Is there a spike in the numbers of men [coloring their hair]?
In NYC, there are definitely more men coloring their hair. It’s really no longer taboo.
Is it to get an edge in the workplace or just for fun?
Men are coloring their hair for the same reasons women have always done it. They want to look younger. They want to look edgier and cooler. Or they just want a change.
It can give them an edge at work, but it also helps them “fit in” with their younger co-workers if they are covering gray. In one particular case, a client went almost completely white very rapidly after the financial institution he worked for went out of business. Now he has his own investment firm and he wants his employees to relate to him better. He also wants to look younger in his wedding photos.

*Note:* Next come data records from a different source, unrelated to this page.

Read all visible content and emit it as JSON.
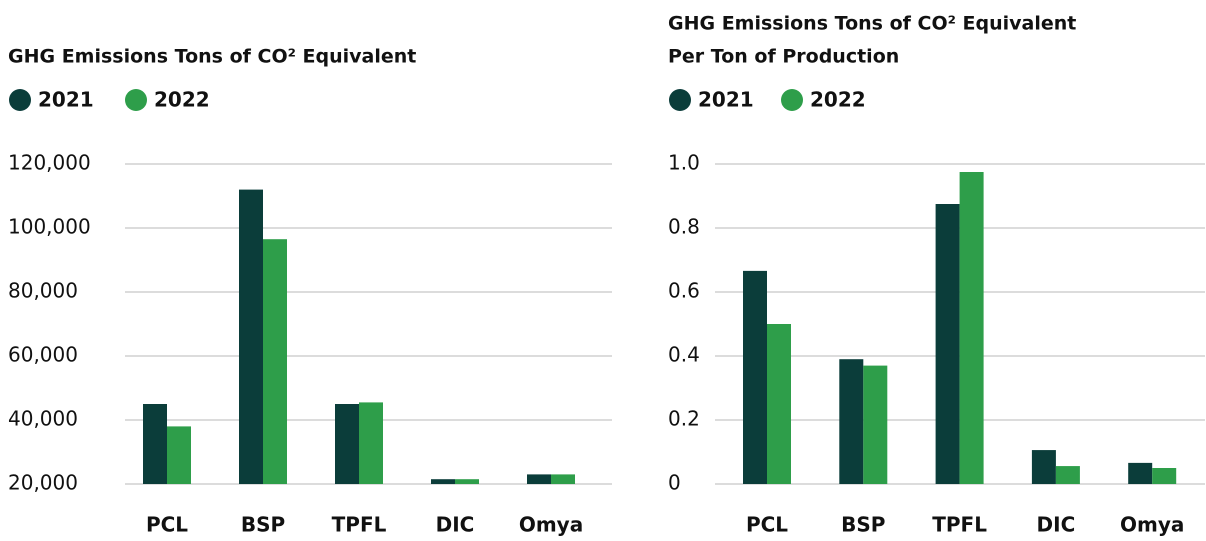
{
  "chart_data": [
    {
      "type": "bar",
      "title": [
        "GHG Emissions Tons of CO² Equivalent"
      ],
      "categories": [
        "PCL",
        "BSP",
        "TPFL",
        "DIC",
        "Omya"
      ],
      "series": [
        {
          "name": "2021",
          "color": "#0b3d3a",
          "values": [
            45000,
            112000,
            45000,
            21500,
            23000
          ]
        },
        {
          "name": "2022",
          "color": "#2e9e4a",
          "values": [
            38000,
            96500,
            45500,
            21500,
            23000
          ]
        }
      ],
      "ylim": [
        20000,
        120000
      ],
      "yticks": [
        {
          "value": 20000,
          "label": "20,000"
        },
        {
          "value": 40000,
          "label": "40,000"
        },
        {
          "value": 60000,
          "label": "60,000"
        },
        {
          "value": 80000,
          "label": "80,000"
        },
        {
          "value": 100000,
          "label": "100,000"
        },
        {
          "value": 120000,
          "label": "120,000"
        }
      ],
      "grid": true
    },
    {
      "type": "bar",
      "title": [
        "GHG Emissions Tons of CO² Equivalent",
        "Per Ton of Production"
      ],
      "categories": [
        "PCL",
        "BSP",
        "TPFL",
        "DIC",
        "Omya"
      ],
      "series": [
        {
          "name": "2021",
          "color": "#0b3d3a",
          "values": [
            0.666,
            0.39,
            0.875,
            0.106,
            0.066
          ]
        },
        {
          "name": "2022",
          "color": "#2e9e4a",
          "values": [
            0.5,
            0.37,
            0.975,
            0.056,
            0.05
          ]
        }
      ],
      "ylim": [
        0,
        1
      ],
      "yticks": [
        0,
        0.2,
        0.4,
        0.6,
        0.8,
        {
          "value": 1,
          "label": "1.0"
        }
      ],
      "grid": true
    }
  ]
}
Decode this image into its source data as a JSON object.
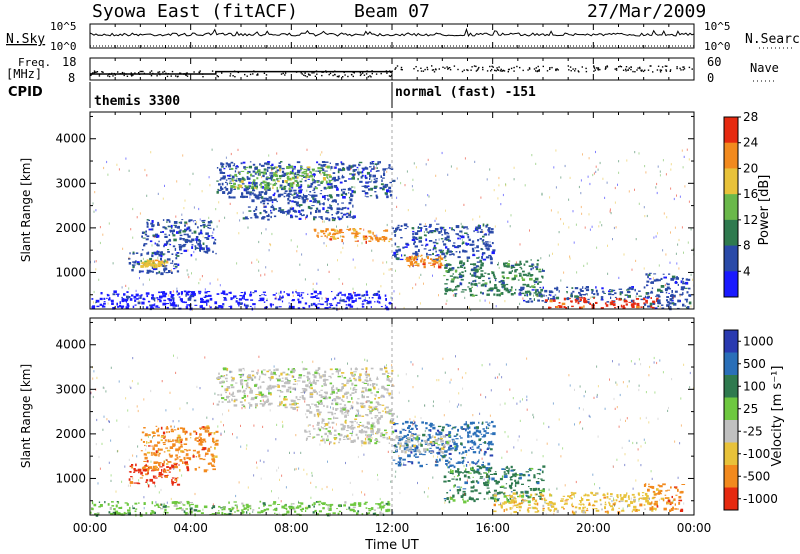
{
  "header": {
    "station": "Syowa East (fitACF)",
    "beam": "Beam 07",
    "date": "27/Mar/2009"
  },
  "nsky_panel": {
    "label": "N.Sky",
    "right_label": "N.Search",
    "tick_top": "10^5",
    "tick_bottom": "10^0",
    "right_tick_top": "10^5",
    "right_tick_bottom": "10^0"
  },
  "freq_panel": {
    "label_line1": "Freq.",
    "label_line2": "[MHz]",
    "ticks_left": [
      "18",
      "8"
    ],
    "right_label": "Nave",
    "ticks_right": [
      "60",
      "0"
    ],
    "freq_steps": [
      {
        "t_start": 0.0,
        "t_end": 5.0,
        "mhz": 11.0
      },
      {
        "t_start": 5.0,
        "t_end": 12.0,
        "mhz": 12.2
      }
    ]
  },
  "cpid": {
    "label": "CPID",
    "programs": [
      {
        "name": "themis 3300",
        "t_start": 0.0,
        "t_end": 12.0
      },
      {
        "name": "normal (fast) -151",
        "t_start": 12.0,
        "t_end": 24.0
      }
    ]
  },
  "power_panel": {
    "ylabel": "Slant Range [km]",
    "yticks": [
      "1000",
      "2000",
      "3000",
      "4000"
    ],
    "colorbar_label": "Power [dB]",
    "colorbar_ticks": [
      "4",
      "8",
      "12",
      "16",
      "20",
      "24",
      "28"
    ],
    "colors": [
      "#1a1aff",
      "#2a4aa8",
      "#2f7a4f",
      "#6ab84a",
      "#e8c23a",
      "#f28a1e",
      "#e62a10"
    ]
  },
  "velocity_panel": {
    "ylabel": "Slant Range [km]",
    "yticks": [
      "1000",
      "2000",
      "3000",
      "4000"
    ],
    "colorbar_label": "Velocity [m s⁻¹]",
    "colorbar_ticks": [
      "1000",
      "500",
      "100",
      "25",
      "-25",
      "-100",
      "-500",
      "-1000"
    ],
    "colors": [
      "#2a3ab0",
      "#2a6fb8",
      "#2f7a4f",
      "#6ec840",
      "#c0c0c0",
      "#e8c23a",
      "#f28a1e",
      "#e62a10"
    ]
  },
  "xaxis": {
    "ticks": [
      "00:00",
      "04:00",
      "08:00",
      "12:00",
      "16:00",
      "20:00",
      "00:00"
    ],
    "label": "Time UT"
  },
  "chart_data": {
    "type": "heatmap",
    "x_unit": "hours UT",
    "xlim": [
      0,
      24
    ],
    "y_unit": "km",
    "ylim": [
      180,
      4600
    ],
    "power_clim_db": [
      0,
      30
    ],
    "velocity_clim_ms": [
      -1000,
      1000
    ],
    "power_regions": [
      {
        "t": [
          5.0,
          12.0
        ],
        "r": [
          2700,
          3500
        ],
        "level": 1
      },
      {
        "t": [
          5.5,
          9.5
        ],
        "r": [
          2900,
          3400
        ],
        "level": 3
      },
      {
        "t": [
          6.0,
          10.5
        ],
        "r": [
          2200,
          2800
        ],
        "level": 1
      },
      {
        "t": [
          8.5,
          12.0
        ],
        "r": [
          1700,
          2000
        ],
        "level": 5
      },
      {
        "t": [
          2.0,
          5.0
        ],
        "r": [
          1400,
          2200
        ],
        "level": 1
      },
      {
        "t": [
          1.5,
          3.5
        ],
        "r": [
          1000,
          1500
        ],
        "level": 1
      },
      {
        "t": [
          2.0,
          3.0
        ],
        "r": [
          1150,
          1300
        ],
        "level": 4
      },
      {
        "t": [
          12.0,
          16.0
        ],
        "r": [
          1300,
          2100
        ],
        "level": 1
      },
      {
        "t": [
          14.0,
          18.0
        ],
        "r": [
          500,
          1300
        ],
        "level": 2
      },
      {
        "t": [
          12.5,
          14.0
        ],
        "r": [
          1150,
          1400
        ],
        "level": 5
      },
      {
        "t": [
          17.0,
          22.0
        ],
        "r": [
          350,
          700
        ],
        "level": 1
      },
      {
        "t": [
          18.0,
          22.5
        ],
        "r": [
          220,
          450
        ],
        "level": 6
      },
      {
        "t": [
          0.0,
          12.0
        ],
        "r": [
          200,
          600
        ],
        "level": 0
      },
      {
        "t": [
          22.0,
          23.8
        ],
        "r": [
          200,
          1000
        ],
        "level": 1
      }
    ],
    "velocity_regions": [
      {
        "t": [
          5.0,
          12.0
        ],
        "r": [
          2600,
          3500
        ],
        "level": 4
      },
      {
        "t": [
          8.5,
          12.0
        ],
        "r": [
          1800,
          2600
        ],
        "level": 4
      },
      {
        "t": [
          1.5,
          3.5
        ],
        "r": [
          850,
          1350
        ],
        "level": 7
      },
      {
        "t": [
          2.0,
          5.0
        ],
        "r": [
          1200,
          2200
        ],
        "level": 6
      },
      {
        "t": [
          12.0,
          16.0
        ],
        "r": [
          1300,
          2300
        ],
        "level": 1
      },
      {
        "t": [
          12.0,
          14.5
        ],
        "r": [
          1600,
          2000
        ],
        "level": 4
      },
      {
        "t": [
          14.0,
          18.0
        ],
        "r": [
          500,
          1300
        ],
        "level": 2
      },
      {
        "t": [
          16.0,
          22.5
        ],
        "r": [
          250,
          700
        ],
        "level": 5
      },
      {
        "t": [
          0.0,
          12.0
        ],
        "r": [
          200,
          500
        ],
        "level": 3
      },
      {
        "t": [
          22.0,
          23.5
        ],
        "r": [
          300,
          900
        ],
        "level": 6
      }
    ]
  }
}
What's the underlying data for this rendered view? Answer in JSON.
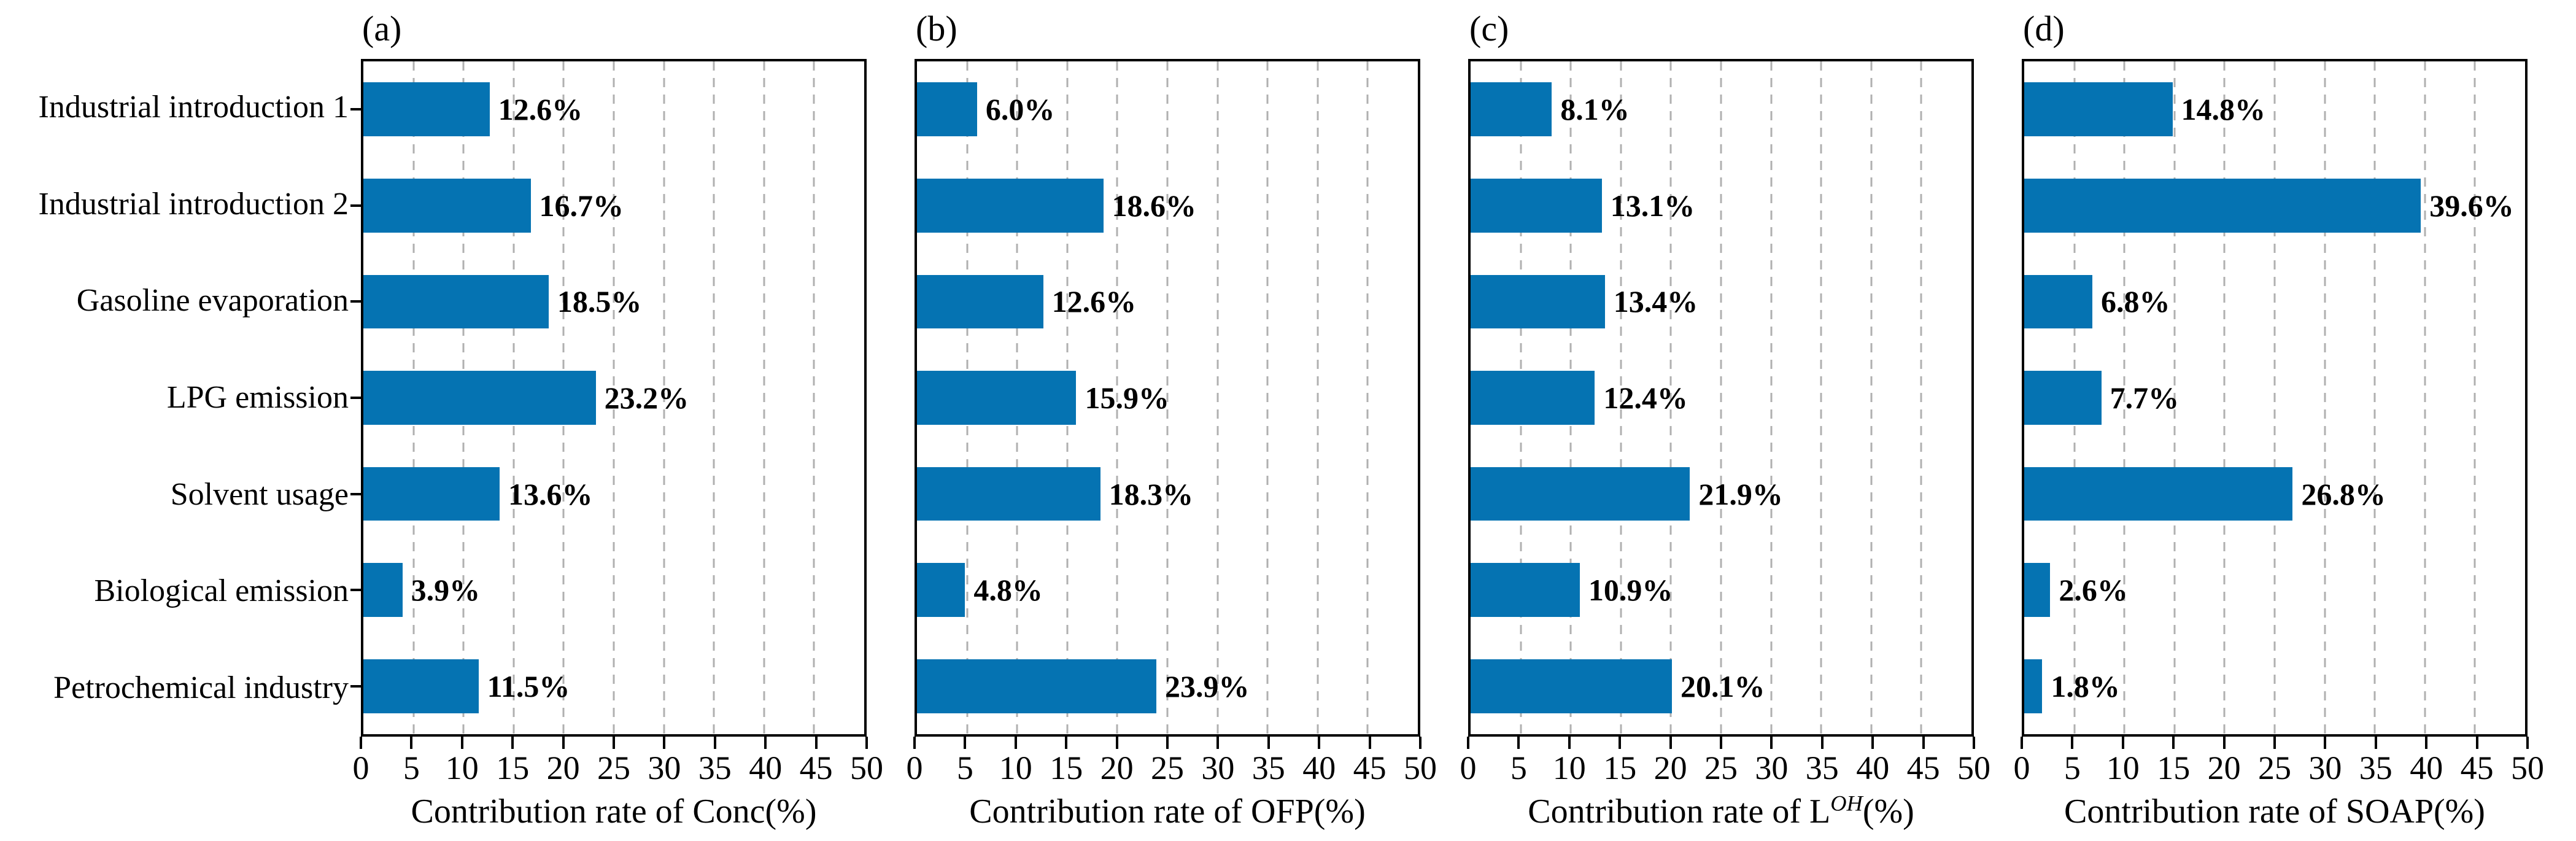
{
  "figure": {
    "background": "#ffffff",
    "bar_color": "#0573b2",
    "grid_color": "#b0b0b0",
    "axis_color": "#000000"
  },
  "categories": [
    "Industrial introduction 1",
    "Industrial introduction 2",
    "Gasoline evaporation",
    "LPG emission",
    "Solvent usage",
    "Biological emission",
    "Petrochemical industry"
  ],
  "chart_data": [
    {
      "type": "bar",
      "orientation": "horizontal",
      "panel": "(a)",
      "categories": [
        "Industrial introduction 1",
        "Industrial introduction 2",
        "Gasoline evaporation",
        "LPG emission",
        "Solvent usage",
        "Biological emission",
        "Petrochemical industry"
      ],
      "values": [
        12.6,
        16.7,
        18.5,
        23.2,
        13.6,
        3.9,
        11.5
      ],
      "labels": [
        "12.6%",
        "16.7%",
        "18.5%",
        "23.2%",
        "13.6%",
        "3.9%",
        "11.5%"
      ],
      "xlabel": "Contribution rate of Conc(%)",
      "xlabel_parts": [
        {
          "t": "Contribution rate of Conc(%)"
        }
      ],
      "xlim": [
        0,
        50
      ],
      "xticks": [
        0,
        5,
        10,
        15,
        20,
        25,
        30,
        35,
        40,
        45,
        50
      ],
      "grid": "vertical-dashed",
      "legend": "none"
    },
    {
      "type": "bar",
      "orientation": "horizontal",
      "panel": "(b)",
      "categories": [
        "Industrial introduction 1",
        "Industrial introduction 2",
        "Gasoline evaporation",
        "LPG emission",
        "Solvent usage",
        "Biological emission",
        "Petrochemical industry"
      ],
      "values": [
        6.0,
        18.6,
        12.6,
        15.9,
        18.3,
        4.8,
        23.9
      ],
      "labels": [
        "6.0%",
        "18.6%",
        "12.6%",
        "15.9%",
        "18.3%",
        "4.8%",
        "23.9%"
      ],
      "xlabel": "Contribution rate of OFP(%)",
      "xlabel_parts": [
        {
          "t": "Contribution rate of OFP(%)"
        }
      ],
      "xlim": [
        0,
        50
      ],
      "xticks": [
        0,
        5,
        10,
        15,
        20,
        25,
        30,
        35,
        40,
        45,
        50
      ],
      "grid": "vertical-dashed",
      "legend": "none"
    },
    {
      "type": "bar",
      "orientation": "horizontal",
      "panel": "(c)",
      "categories": [
        "Industrial introduction 1",
        "Industrial introduction 2",
        "Gasoline evaporation",
        "LPG emission",
        "Solvent usage",
        "Biological emission",
        "Petrochemical industry"
      ],
      "values": [
        8.1,
        13.1,
        13.4,
        12.4,
        21.9,
        10.9,
        20.1
      ],
      "labels": [
        "8.1%",
        "13.1%",
        "13.4%",
        "12.4%",
        "21.9%",
        "10.9%",
        "20.1%"
      ],
      "xlabel": "Contribution rate of L^OH(%)",
      "xlabel_parts": [
        {
          "t": "Contribution rate of L"
        },
        {
          "t": "OH",
          "sup": true
        },
        {
          "t": "(%)"
        }
      ],
      "xlim": [
        0,
        50
      ],
      "xticks": [
        0,
        5,
        10,
        15,
        20,
        25,
        30,
        35,
        40,
        45,
        50
      ],
      "grid": "vertical-dashed",
      "legend": "none"
    },
    {
      "type": "bar",
      "orientation": "horizontal",
      "panel": "(d)",
      "categories": [
        "Industrial introduction 1",
        "Industrial introduction 2",
        "Gasoline evaporation",
        "LPG emission",
        "Solvent usage",
        "Biological emission",
        "Petrochemical industry"
      ],
      "values": [
        14.8,
        39.6,
        6.8,
        7.7,
        26.8,
        2.6,
        1.8
      ],
      "labels": [
        "14.8%",
        "39.6%",
        "6.8%",
        "7.7%",
        "26.8%",
        "2.6%",
        "1.8%"
      ],
      "xlabel": "Contribution rate of SOAP(%)",
      "xlabel_parts": [
        {
          "t": "Contribution rate of SOAP(%)"
        }
      ],
      "xlim": [
        0,
        50
      ],
      "xticks": [
        0,
        5,
        10,
        15,
        20,
        25,
        30,
        35,
        40,
        45,
        50
      ],
      "grid": "vertical-dashed",
      "legend": "none"
    }
  ]
}
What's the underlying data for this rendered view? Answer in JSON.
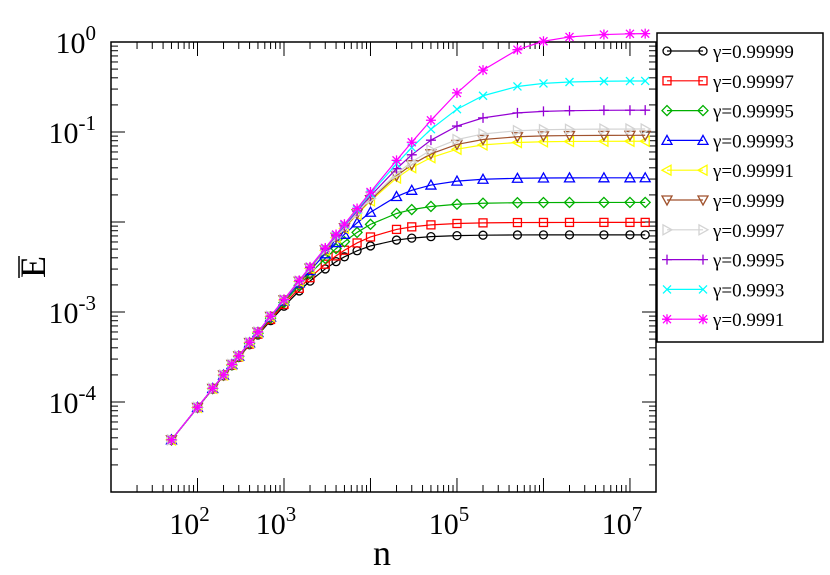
{
  "chart_data": {
    "type": "line",
    "title": "",
    "xlabel": "n",
    "ylabel": "E",
    "xscale": "log",
    "yscale": "log",
    "xlim": [
      10,
      20000000
    ],
    "ylim": [
      1e-05,
      1
    ],
    "grid": false,
    "legend_position": "right-outside",
    "x_ticks": [
      {
        "base": "10",
        "exp": "2"
      },
      {
        "base": "10",
        "exp": "3"
      },
      {
        "base": "10",
        "exp": "5"
      },
      {
        "base": "10",
        "exp": "7"
      }
    ],
    "y_ticks": [
      {
        "base": "10",
        "exp": "0"
      },
      {
        "base": "10",
        "exp": "-1"
      },
      {
        "base": "10",
        "exp": "-3"
      },
      {
        "base": "10",
        "exp": "-4"
      }
    ],
    "series": [
      {
        "name": "γ=0.99999",
        "color": "#000000",
        "marker": "circle",
        "plateau": 0.0072
      },
      {
        "name": "γ=0.99997",
        "color": "#ff0000",
        "marker": "square",
        "plateau": 0.0099
      },
      {
        "name": "γ=0.99995",
        "color": "#00b000",
        "marker": "diamond",
        "plateau": 0.0165
      },
      {
        "name": "γ=0.99993",
        "color": "#0000ff",
        "marker": "triangle-up",
        "plateau": 0.031
      },
      {
        "name": "γ=0.99991",
        "color": "#ffff00",
        "marker": "triangle-left",
        "plateau": 0.079
      },
      {
        "name": "γ=0.9999",
        "color": "#a0522d",
        "marker": "triangle-down",
        "plateau": 0.092
      },
      {
        "name": "γ=0.9997",
        "color": "#d3d3d3",
        "marker": "triangle-right",
        "plateau": 0.108
      },
      {
        "name": "γ=0.9995",
        "color": "#9400d3",
        "marker": "plus",
        "plateau": 0.175
      },
      {
        "name": "γ=0.9993",
        "color": "#00ffff",
        "marker": "x",
        "plateau": 0.37
      },
      {
        "name": "γ=0.9991",
        "color": "#ff00ff",
        "marker": "star",
        "plateau": 1.25
      }
    ],
    "x_points": [
      50,
      100,
      150,
      200,
      250,
      300,
      400,
      500,
      700,
      1000,
      1500,
      2000,
      3000,
      4000,
      5000,
      7000,
      10000,
      20000,
      30000,
      50000,
      100000,
      200000,
      500000,
      1000000,
      2000000,
      5000000,
      10000000,
      15000000
    ],
    "initial_value": 3.8e-05,
    "initial_n": 50,
    "growth_exponent": 1.2
  }
}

Are there color product lines just for men opting to dye their hair?
There are some color lines out there that are specifically marketed towards men, but none that I recommend. You don’t need a different product. But you do need to approach the process differently. Men’s hair has more red and gold pigment, so you need to formulate the color to counteract it or it will look really brassy and un-natural.
A mistake a lot of guys make is coloring their hair too dark. Once you go gray, your friends and colleagues get accustomed to seeing you with lighter hair. So stay lighter. For the guy with mostly white hair who is considering a hair color change, I will sometimes recommend starting out with a demi-permanent color to take him to a gray tone. And gradually transition from there.
The great thing about hair color for guys with short hair is that it’s a short-term commitment. It gets cut out pretty quickly if they don’t want to keep it. However, if they are happy with it, it becomes regular maintenance. Cut and color every 4 to 6 weeks.